柔らかい女性の感覚はどこまでも魅力的で、理性のネジが少しずつ外れていく感触さえあった。父上もハーレム作ってたっけな、と煩悩塗れの感想も脳裏をよぎる。
順調に高まっていく緊張感。ブリセイスにもきっちりバレているようで、彼女は腕の力を強くしていた。

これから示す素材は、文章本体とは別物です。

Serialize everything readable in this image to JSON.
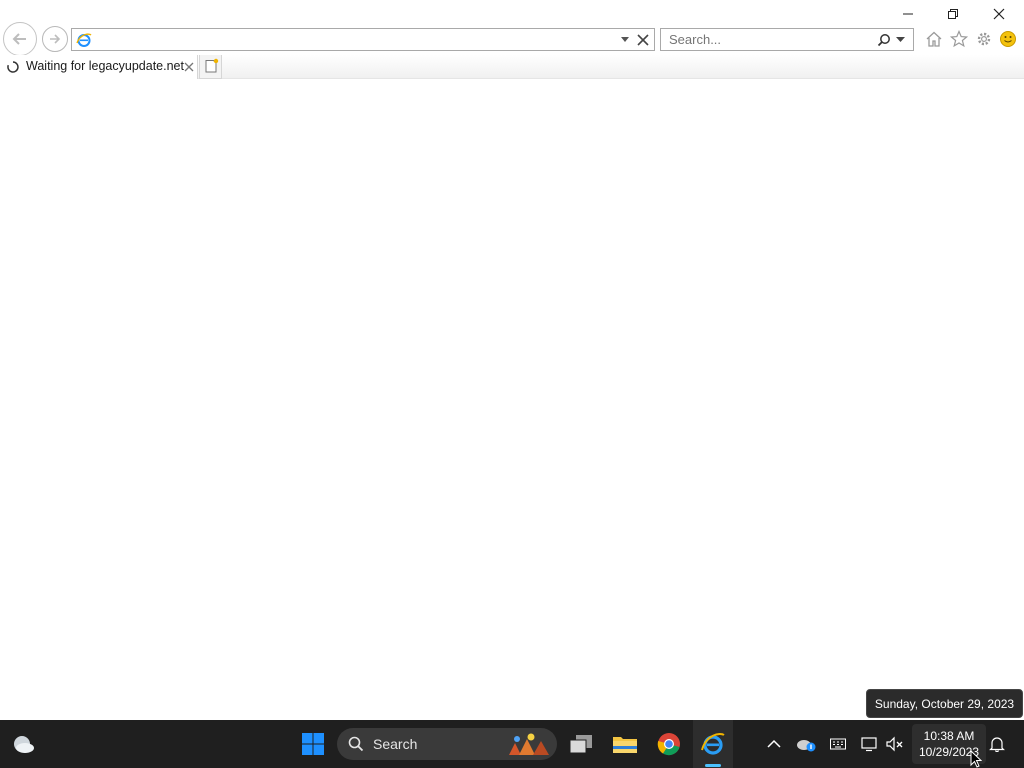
{
  "window": {
    "caption": {
      "minimize_icon": "minimize-icon",
      "restore_icon": "restore-icon",
      "close_icon": "close-icon"
    }
  },
  "navbar": {
    "back_icon": "back-arrow-icon",
    "forward_icon": "forward-arrow-icon",
    "address": {
      "value": "",
      "placeholder": ""
    },
    "search": {
      "placeholder": "Search..."
    },
    "tools": [
      "home-icon",
      "favorites-star-icon",
      "gear-icon",
      "smiley-feedback-icon"
    ]
  },
  "tabs": [
    {
      "label": "Waiting for legacyupdate.net",
      "loading": true
    }
  ],
  "taskbar": {
    "search_label": "Search",
    "clock": {
      "time": "10:38 AM",
      "date": "10/29/2023"
    },
    "tooltip": "Sunday, October 29, 2023",
    "colors": {
      "accent": "#0078d4",
      "taskbar_bg": "#1f1f1f"
    }
  }
}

「ねえヒュロス君。私、優良物件よ? この辺りの事情には詳しいし、頭の回転だって他の女よりは早いわ。アキレウス様の補助も良くやっていたし」
「……そういえば、父上が戦場で獲得した女性の中では誰よりも優秀だったと」
「お陰で色々と忙しかったけどね。……今はヘパイストス様に仕えているけど、私は正直満足してないの。この集落は外に対して干渉することもないし」
「俺に外で戦って来い、って言ってます?」
「あら、そのつもりでしょう?」
二つ返事で頷くしかない問いだった。
予想通りの回答を受けて、ブリセイスは艶然とほほ笑んでくれる。潤んだ青い瞳は海のように深く、魅入ったら最後、決して離さない危うげな美しさを有していた。
「貴方が集落を出ていく時には、私も連れて行ってくれる? この身体も、心も、すべてヒュロス君に預けるわ。ふふ……」
「ちなみにヘルミオネが割り込んできたらどうします?」
「問題ないわ。押し倒せば、こっちのものよ」
とびっきり甘い声で、ブリセイスの瞳がこちらを射抜いてくる。
ちょっと本気で理性のタガが外れそうなので、俺は不自然に目を反らした。彼女はそれを見て微笑むだけ。なんだか、お姉さんが出来た気分だった。
俺達はそのままヘパイストスの家に赴く。が、本人の姿はなく、家の奥から金属を打つような音が響くだけ。
「お仕事中?」
「でしょうね。呼んだ方が良さそうだけど……邪魔するのも失礼だし、ここは私が聞くとしましょうか。あ、その蛇? はどうするの?」
「会話を盗み聞きされるのも困りますし……とりあえず外に置いておきましょうか。口を塞いだ状態で」
「ええ、それがいいわ」
肝心の本人から出ている反論を聞き流しながら、俺達はテキパキと処置を進めていく。
でも蛇は確か、皮膚に伝わる振動で音を感じるんだっけ? コイツについてはきちんと耳が生えているが。
まあ逃げないようにしておけば大丈夫だろう。元が人間なだけに、常識が通用しない場合もある筈。
『んー! んー!』
適当に縛りつけて、家の外へ吊るすことにした。